Addressing claims to a benefit set out in a collective bargaining agreement based on a scrivener's error corrected by the parties to a collective bargaining agreement

The individuals [Plaintiffs] in this action were formerly employed by the School District [District]. Plaintiffs were in a collective bargaining unit. Their Taylor Law representative [Association] had entered into a collective bargaining agreement [CBA] with the District that provided, among other things, that employees in the collective bargaining unit with 10 or more years of service upon retirement would be provided a "terminal leave allowance" calculated at the employee per diem salary at the time of separation "x ½ the number of accrued sick leave days" [emphasis supplied].

A successive CBA contained this same provision. A still later successor CBA, negotiated for the period July 1, 2006 through and including June 30, 2009, however, stated that "terminal leave allowance" would be calculated at "x 2 the number of accrued sick leave days" [emphasis supplied]." This same language, "x 2 the number of accrued sick leave days" [emphasis supplied], was used in the 2009-2013 CBA negotiated by the parties.

By letter dated February 29, 2012, the District advised the then president of the Association  that the then operative CBA contained a "misprint" in its "terminal leave allowance" provision and that the "terminal leave allowance" was to be calculated at "x ½ the number of accrued sick leave days." The President agreed and signed a copy of the letter in her capacity as President of the Association and a copy of the letter was provided to the Plaintiffs before they retired, respectively, in April and June 2012.

Plaintiffs commenced this action to recover damages from the District for breach of contract based upon the District's determination that the Plaintiffs' "terminal leave allowance" would be calculated at "x ½" the number" of their accrued sick leave days rather than "x 2" the number of their accumulated sick leave credits.

In support of its motion for summary judgment the District submitted the affidavits of two former presidents of the Association averring that the Association never negotiated for the "x 2" provision and that no Association members who retired under either the 2006-2009 CBA or the 2009-2013 CBA, including one of the former presidents herself, received payout for sick leave at a rate of "x 2" their accrued sick leave credits.

Plaintiffs submitted a cross-motion seeking summary judgment on the issue of liability on their breach of contract cause of action against the District.

Supreme Court denied the District's motion and granted that Plaintiffs' cross-motion.
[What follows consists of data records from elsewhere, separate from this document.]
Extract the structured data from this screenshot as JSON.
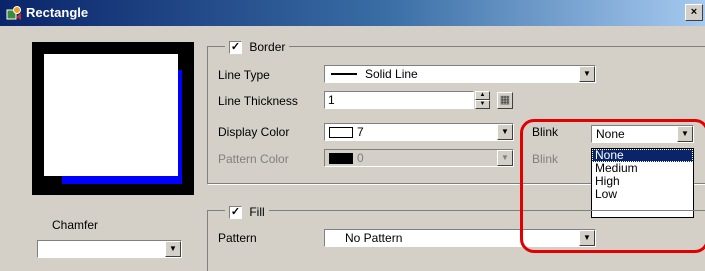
{
  "window": {
    "title": "Rectangle",
    "close_label": "×"
  },
  "colors": {
    "accent_highlight": "#e00000",
    "preview_border": "#0000ff",
    "selection": "#0a246a"
  },
  "border_group": {
    "checkbox_checked": true,
    "label": "Border",
    "line_type": {
      "label": "Line Type",
      "value": "Solid Line"
    },
    "line_thickness": {
      "label": "Line Thickness",
      "value": "1"
    },
    "display_color": {
      "label": "Display Color",
      "value": "7"
    },
    "pattern_color": {
      "label": "Pattern Color",
      "value": "0"
    },
    "blink": {
      "label": "Blink",
      "value": "None"
    },
    "blink2": {
      "label": "Blink"
    }
  },
  "blink_dropdown": {
    "options": [
      "None",
      "Medium",
      "High",
      "Low"
    ],
    "selected_index": 0
  },
  "fill_group": {
    "checkbox_checked": true,
    "label": "Fill",
    "pattern": {
      "label": "Pattern",
      "value": "No Pattern"
    }
  },
  "chamfer": {
    "label": "Chamfer"
  },
  "icons": {
    "checkbox_mark": "✓",
    "dropdown_arrow": "▼",
    "spin_up": "▲",
    "spin_down": "▼",
    "keypad": "▦"
  }
}
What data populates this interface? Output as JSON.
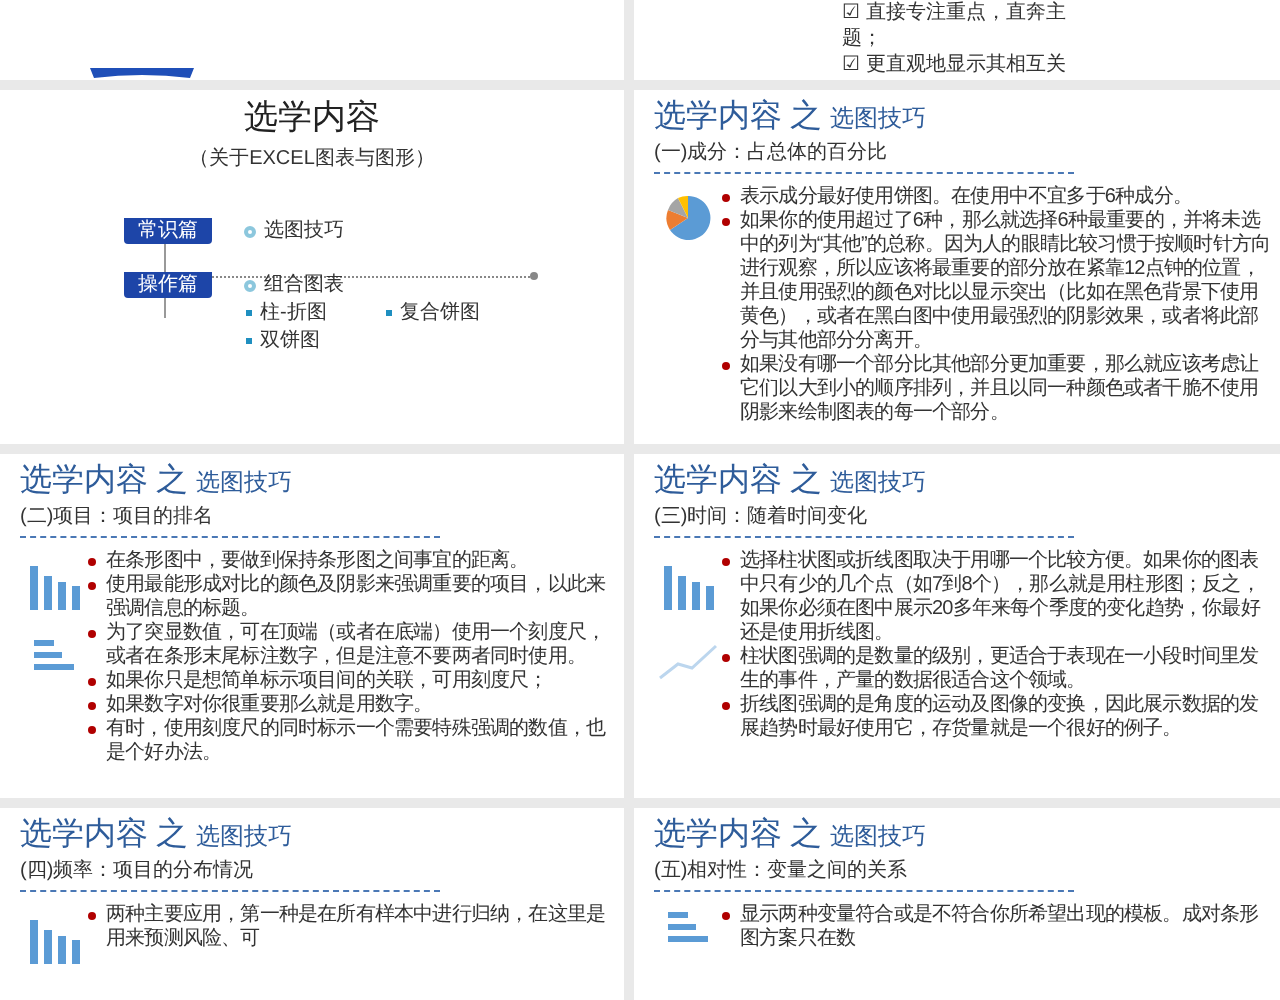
{
  "slides": [
    {
      "kind": "ribbon"
    },
    {
      "kind": "checklist",
      "lines": [
        "☑ 直接专注重点，直奔主",
        "题；",
        "☑ 更直观地显示其相互关"
      ]
    },
    {
      "kind": "toc",
      "title": "选学内容",
      "subtitle": "（关于EXCEL图表与图形）",
      "sections": [
        {
          "label": "常识篇",
          "items": [
            {
              "kind": "topic",
              "text": "选图技巧"
            }
          ]
        },
        {
          "label": "操作篇",
          "items": [
            {
              "kind": "topic",
              "text": "组合图表"
            },
            {
              "kind": "sub",
              "text": "柱-折图"
            },
            {
              "kind": "sub",
              "text": "复合饼图"
            },
            {
              "kind": "sub",
              "text": "双饼图"
            }
          ]
        }
      ]
    },
    {
      "kind": "content",
      "title": "选学内容",
      "joiner": "之",
      "topic": "选图技巧",
      "heading": "(一)成分：占总体的百分比",
      "icons": [
        {
          "kind": "pie"
        }
      ],
      "bullets": [
        "表示成分最好使用饼图。在使用中不宜多于6种成分。",
        "如果你的使用超过了6种，那么就选择6种最重要的，并将未选中的列为“其他”的总称。因为人的眼睛比较习惯于按顺时针方向进行观察，所以应该将最重要的部分放在紧靠12点钟的位置，并且使用强烈的颜色对比以显示突出（比如在黑色背景下使用黄色），或者在黑白图中使用最强烈的阴影效果，或者将此部分与其他部分分离开。",
        "如果没有哪一个部分比其他部分更加重要，那么就应该考虑让它们以大到小的顺序排列，并且以同一种颜色或者干脆不使用阴影来绘制图表的每一个部分。"
      ]
    },
    {
      "kind": "content",
      "title": "选学内容",
      "joiner": "之",
      "topic": "选图技巧",
      "heading": "(二)项目：项目的排名",
      "icons": [
        {
          "kind": "columns"
        },
        {
          "kind": "hbars"
        }
      ],
      "bullets": [
        "在条形图中，要做到保持条形图之间事宜的距离。",
        "使用最能形成对比的颜色及阴影来强调重要的项目，以此来强调信息的标题。",
        "为了突显数值，可在顶端（或者在底端）使用一个刻度尺，或者在条形末尾标注数字，但是注意不要两者同时使用。",
        "如果你只是想简单标示项目间的关联，可用刻度尺；",
        "如果数字对你很重要那么就是用数字。",
        "有时，使用刻度尺的同时标示一个需要特殊强调的数值，也是个好办法。"
      ]
    },
    {
      "kind": "content",
      "title": "选学内容",
      "joiner": "之",
      "topic": "选图技巧",
      "heading": "(三)时间：随着时间变化",
      "icons": [
        {
          "kind": "columns"
        },
        {
          "kind": "line"
        }
      ],
      "bullets": [
        "选择柱状图或折线图取决于用哪一个比较方便。如果你的图表中只有少的几个点（如7到8个），那么就是用柱形图；反之，如果你必须在图中展示20多年来每个季度的变化趋势，你最好还是使用折线图。",
        "柱状图强调的是数量的级别，更适合于表现在一小段时间里发生的事件，产量的数据很适合这个领域。",
        "折线图强调的是角度的运动及图像的变换，因此展示数据的发展趋势时最好使用它，存货量就是一个很好的例子。"
      ]
    },
    {
      "kind": "content",
      "title": "选学内容",
      "joiner": "之",
      "topic": "选图技巧",
      "heading": "(四)频率：项目的分布情况",
      "icons": [
        {
          "kind": "columns"
        }
      ],
      "bullets": [
        "两种主要应用，第一种是在所有样本中进行归纳，在这里是用来预测风险、可"
      ]
    },
    {
      "kind": "content",
      "title": "选学内容",
      "joiner": "之",
      "topic": "选图技巧",
      "heading": "(五)相对性：变量之间的关系",
      "icons": [
        {
          "kind": "hbars"
        }
      ],
      "bullets": [
        "显示两种变量符合或是不符合你所希望出现的模板。成对条形图方案只在数"
      ]
    }
  ]
}
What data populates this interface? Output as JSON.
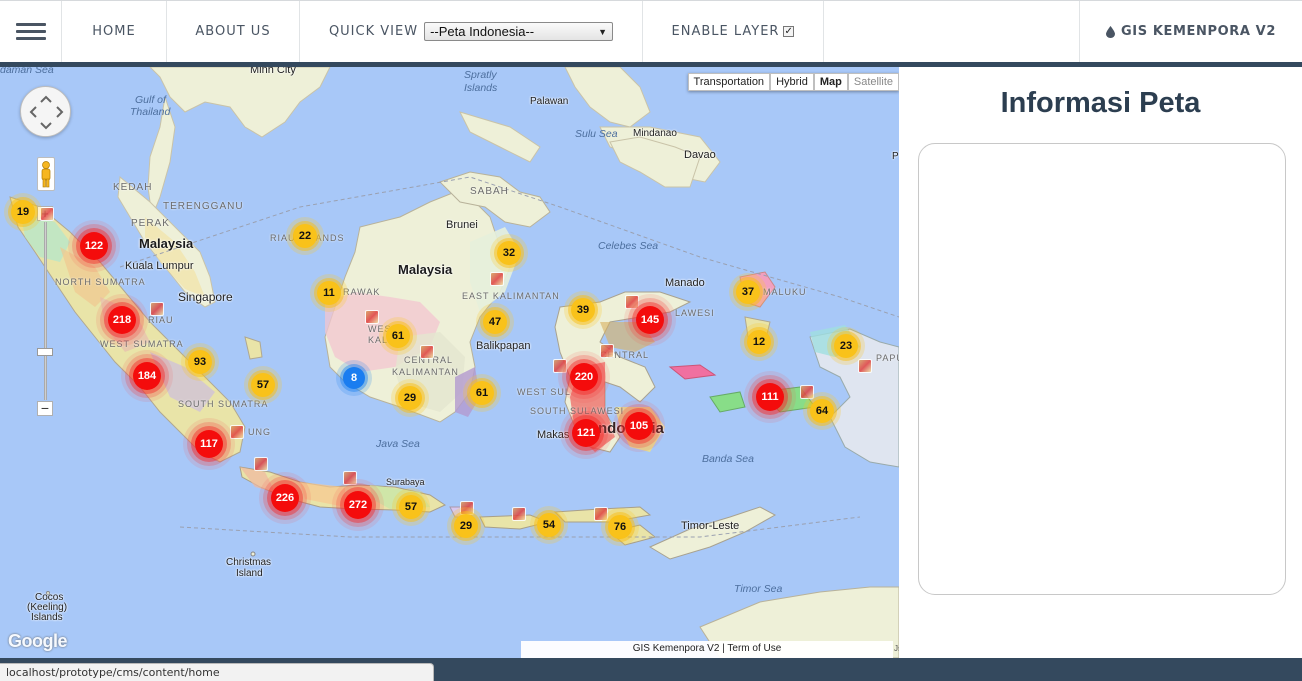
{
  "nav": {
    "home": "HOME",
    "about": "ABOUT US",
    "quick_view_label": "QUICK VIEW",
    "quick_view_selected": "--Peta Indonesia--",
    "enable_layer_label": "ENABLE LAYER",
    "enable_layer_checked": true,
    "brand": "GIS KEMENPORA V2"
  },
  "map": {
    "type_buttons": [
      "Transportation",
      "Hybrid",
      "Map",
      "Satellite"
    ],
    "active_type": "Map",
    "labels": {
      "andaman_sea": "daman Sea",
      "minh_city": "Minh City",
      "spratly": "Spratly",
      "islands": "Islands",
      "gulf_of": "Gulf of",
      "thailand": "Thailand",
      "palawan": "Palawan",
      "sulu_sea": "Sulu Sea",
      "mindanao": "Mindanao",
      "davao": "Davao",
      "kedah": "KEDAH",
      "terengganu": "TERENGGANU",
      "perak": "PERAK",
      "malaysia_w": "Malaysia",
      "kuala_lumpur": "Kuala Lumpur",
      "north_sumatra": "NORTH SUMATRA",
      "singapore": "Singapore",
      "riau": "RIAU",
      "west_sumatra": "WEST SUMATRA",
      "south_sumatra": "SOUTH SUMATRA",
      "lampung": "UNG",
      "riau_islands": "RIAU ISLANDS",
      "sabah": "SABAH",
      "brunei": "Brunei",
      "malaysia_e": "Malaysia",
      "sarawak": "RAWAK",
      "east_kalimantan": "EAST KALIMANTAN",
      "west_kalimantan_1": "WES",
      "west_kalimantan_2": "KALIMA",
      "central_kalimantan_1": "CENTRAL",
      "central_kalimantan_2": "KALIMANTAN",
      "balikpapan": "Balikpapan",
      "celebes_sea": "Celebes Sea",
      "manado": "Manado",
      "north_maluku": "MALUKU",
      "sulawesi": "LAWESI",
      "central_sulawesi": "CENTRAL",
      "west_sulawesi": "WEST SUL",
      "south_sulawesi": "SOUTH SULAWESI",
      "makassar": "Makas",
      "indonesia": "ndonesia",
      "java_sea": "Java Sea",
      "banda_sea": "Banda Sea",
      "papua": "PAPU",
      "surabaya": "Surabaya",
      "timor_leste": "Timor-Leste",
      "timor_sea": "Timor Sea",
      "christmas": "Christmas",
      "island": "Island",
      "cocos": "Cocos",
      "keeling": "(Keeling)",
      "cocos_islands": "Islands",
      "p_edge": "P"
    },
    "clusters": [
      {
        "id": "c19",
        "value": "19",
        "level": "yellow"
      },
      {
        "id": "c122",
        "value": "122",
        "level": "red"
      },
      {
        "id": "c218",
        "value": "218",
        "level": "red"
      },
      {
        "id": "c93",
        "value": "93",
        "level": "yellow"
      },
      {
        "id": "c184",
        "value": "184",
        "level": "red"
      },
      {
        "id": "c57a",
        "value": "57",
        "level": "yellow"
      },
      {
        "id": "c117",
        "value": "117",
        "level": "red"
      },
      {
        "id": "c22",
        "value": "22",
        "level": "yellow"
      },
      {
        "id": "c11",
        "value": "11",
        "level": "yellow"
      },
      {
        "id": "c61a",
        "value": "61",
        "level": "yellow"
      },
      {
        "id": "c8",
        "value": "8",
        "level": "blue"
      },
      {
        "id": "c29a",
        "value": "29",
        "level": "yellow"
      },
      {
        "id": "c32",
        "value": "32",
        "level": "yellow"
      },
      {
        "id": "c47",
        "value": "47",
        "level": "yellow"
      },
      {
        "id": "c61b",
        "value": "61",
        "level": "yellow"
      },
      {
        "id": "c39",
        "value": "39",
        "level": "yellow"
      },
      {
        "id": "c145",
        "value": "145",
        "level": "red"
      },
      {
        "id": "c37",
        "value": "37",
        "level": "yellow"
      },
      {
        "id": "c12",
        "value": "12",
        "level": "yellow"
      },
      {
        "id": "c23",
        "value": "23",
        "level": "yellow"
      },
      {
        "id": "c220",
        "value": "220",
        "level": "red"
      },
      {
        "id": "c121",
        "value": "121",
        "level": "red"
      },
      {
        "id": "c105",
        "value": "105",
        "level": "red"
      },
      {
        "id": "c111",
        "value": "111",
        "level": "red"
      },
      {
        "id": "c64",
        "value": "64",
        "level": "yellow"
      },
      {
        "id": "c226",
        "value": "226",
        "level": "red"
      },
      {
        "id": "c272",
        "value": "272",
        "level": "red"
      },
      {
        "id": "c57b",
        "value": "57",
        "level": "yellow"
      },
      {
        "id": "c29b",
        "value": "29",
        "level": "yellow"
      },
      {
        "id": "c54",
        "value": "54",
        "level": "yellow"
      },
      {
        "id": "c76",
        "value": "76",
        "level": "yellow"
      }
    ],
    "google_logo": "Google",
    "attribution_name": "GIS Kemenpora V2",
    "attribution_sep": "|",
    "attribution_link": "Term of Use",
    "edge_text": "Js",
    "icons": {
      "pan": "pan-arrows-icon",
      "pegman": "pegman-icon",
      "zoom_in": "+",
      "zoom_out": "−"
    }
  },
  "panel": {
    "title": "Informasi Peta"
  },
  "status_bar": {
    "url": "localhost/prototype/cms/content/home"
  },
  "colors": {
    "nav_text": "#4a5563",
    "dark_bar": "#34495e",
    "panel_title": "#2c3e50",
    "sea": "#a8c8f8",
    "marker_red": "#f40c0c",
    "marker_yellow": "#f9c21a",
    "marker_blue": "#1a7df0"
  }
}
A judgment was entered that provided for damages in the principal sum of $243,158.27 for the alleged breach of contract. District appealed the Supreme Court's judgment.

The Appellate Division reversed the Supreme Court's decision, "on the law," with respect to Plaintiffs' cross motion for summary judgment on the issue of liability on their cause of action to recover damages for breach of contract asserted against Defendant and modified Supreme Court's order accordingly.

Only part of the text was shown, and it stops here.